Extended Rolling Operations
The rolling family also includes rolling_var, rolling_skew, rolling_kurt,
rolling_median, rolling_rank, rolling_percentile, and rolling_zscore.
rolling_ewm and rolling_ew_std are half-life-compatible aliases for the
general EWM operations, while rolling_ewm_fw exposes expanding exponentially
weighted means.
Category
Category operations accept a numeric source and a matching CategoryPanel.
The category panel may contain strings such as industry, sector, or country
labels:
import pandas as pd
from bagelquant_core import CategoryPanel
from bagelquant_core.transformer import category_demean, category_rank
industry = CategoryPanel.from_domain(
pd.DataFrame(...),
domain,
name="industry",
)
industry_neutral = category_demean(raw_factor, industry)
industry_ranked = category_rank(raw_factor, industry)

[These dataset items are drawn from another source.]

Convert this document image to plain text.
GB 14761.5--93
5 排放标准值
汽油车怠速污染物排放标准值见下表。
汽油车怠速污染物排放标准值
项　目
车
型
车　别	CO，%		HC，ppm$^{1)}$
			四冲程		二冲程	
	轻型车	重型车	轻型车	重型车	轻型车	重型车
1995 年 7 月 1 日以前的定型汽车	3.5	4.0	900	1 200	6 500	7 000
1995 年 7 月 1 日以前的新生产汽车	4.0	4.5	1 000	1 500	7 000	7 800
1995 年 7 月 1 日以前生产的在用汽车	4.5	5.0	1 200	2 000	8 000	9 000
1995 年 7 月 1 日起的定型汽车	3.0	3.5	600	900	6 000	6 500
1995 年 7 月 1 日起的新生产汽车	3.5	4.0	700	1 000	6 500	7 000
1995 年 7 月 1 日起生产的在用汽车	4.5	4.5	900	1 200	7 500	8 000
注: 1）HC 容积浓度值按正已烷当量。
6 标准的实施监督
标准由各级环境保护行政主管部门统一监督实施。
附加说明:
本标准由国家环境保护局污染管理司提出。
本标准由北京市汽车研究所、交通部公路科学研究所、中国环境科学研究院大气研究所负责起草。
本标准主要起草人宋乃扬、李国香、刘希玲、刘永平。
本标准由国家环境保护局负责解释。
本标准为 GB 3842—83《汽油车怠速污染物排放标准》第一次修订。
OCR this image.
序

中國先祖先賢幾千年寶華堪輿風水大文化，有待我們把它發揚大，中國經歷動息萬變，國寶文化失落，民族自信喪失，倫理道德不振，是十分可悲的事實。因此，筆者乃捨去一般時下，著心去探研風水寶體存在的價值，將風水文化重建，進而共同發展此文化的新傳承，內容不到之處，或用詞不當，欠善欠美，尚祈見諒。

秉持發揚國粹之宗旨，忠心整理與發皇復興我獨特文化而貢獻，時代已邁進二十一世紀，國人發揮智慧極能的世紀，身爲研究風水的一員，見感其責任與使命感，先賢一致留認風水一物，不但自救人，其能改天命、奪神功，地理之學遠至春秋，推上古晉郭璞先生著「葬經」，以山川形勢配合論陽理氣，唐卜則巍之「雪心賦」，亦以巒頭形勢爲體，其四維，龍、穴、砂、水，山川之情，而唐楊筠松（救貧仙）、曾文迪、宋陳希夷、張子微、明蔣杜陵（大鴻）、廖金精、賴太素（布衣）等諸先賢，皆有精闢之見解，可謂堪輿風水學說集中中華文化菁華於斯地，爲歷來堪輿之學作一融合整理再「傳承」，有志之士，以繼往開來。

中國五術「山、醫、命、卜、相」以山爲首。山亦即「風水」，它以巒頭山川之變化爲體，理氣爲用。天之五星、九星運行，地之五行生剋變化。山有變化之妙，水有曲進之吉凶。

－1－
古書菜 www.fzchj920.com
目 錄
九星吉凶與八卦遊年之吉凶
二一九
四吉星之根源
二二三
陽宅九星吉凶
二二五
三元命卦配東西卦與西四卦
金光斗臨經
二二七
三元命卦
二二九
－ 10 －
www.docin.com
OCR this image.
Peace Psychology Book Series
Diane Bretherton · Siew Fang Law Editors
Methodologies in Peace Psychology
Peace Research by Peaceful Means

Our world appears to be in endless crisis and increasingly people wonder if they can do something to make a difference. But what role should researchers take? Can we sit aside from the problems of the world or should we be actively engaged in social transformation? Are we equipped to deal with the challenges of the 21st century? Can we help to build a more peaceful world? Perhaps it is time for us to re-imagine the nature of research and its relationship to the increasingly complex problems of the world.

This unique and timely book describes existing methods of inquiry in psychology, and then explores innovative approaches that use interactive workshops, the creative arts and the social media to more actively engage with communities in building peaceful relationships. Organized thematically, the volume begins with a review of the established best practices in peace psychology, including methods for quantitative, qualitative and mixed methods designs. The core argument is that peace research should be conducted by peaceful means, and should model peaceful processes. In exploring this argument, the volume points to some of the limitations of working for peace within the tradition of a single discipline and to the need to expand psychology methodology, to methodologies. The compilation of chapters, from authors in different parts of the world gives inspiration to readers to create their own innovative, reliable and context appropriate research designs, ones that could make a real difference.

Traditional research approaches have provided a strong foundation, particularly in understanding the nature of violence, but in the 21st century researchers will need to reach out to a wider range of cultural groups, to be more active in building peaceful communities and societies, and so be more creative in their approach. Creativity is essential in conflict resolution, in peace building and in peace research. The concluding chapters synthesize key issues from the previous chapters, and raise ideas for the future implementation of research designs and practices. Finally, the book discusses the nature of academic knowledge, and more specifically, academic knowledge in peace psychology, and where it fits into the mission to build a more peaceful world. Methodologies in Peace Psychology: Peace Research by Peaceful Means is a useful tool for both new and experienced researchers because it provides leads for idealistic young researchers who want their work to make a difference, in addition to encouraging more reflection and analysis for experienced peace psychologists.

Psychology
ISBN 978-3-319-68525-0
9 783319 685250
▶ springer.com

| Transformer | Behavior |
|---|---|
category_demean(source, categories) |
Subtract each category mean within each row. |
category_mean(source, categories) |
Replace values with their category mean within each row. |
category_rank(source, categories) |
Calculate percentile ranks within each category and row. |
category_zscore(source, categories) |
Calculate z-scores within each category and row. |
Although category operations are exported with transformers, they consume two aligned inputs and are represented internally as multi-input graph nodes.
User-Defined Transformers
import pandas as pd
from bagelquant_core.transformer import transformer
@transformer
def demean(frame: pd.DataFrame) -> pd.DataFrame:
return frame.sub(frame.mean(axis=1), axis=0)
centered = demean(price, name="centered")
The decorated function receives a DataFrame during execution but accepts a
Panel or Graph when researchers construct a workflow.
Configuration arguments are stored in graph specifications and cache keys.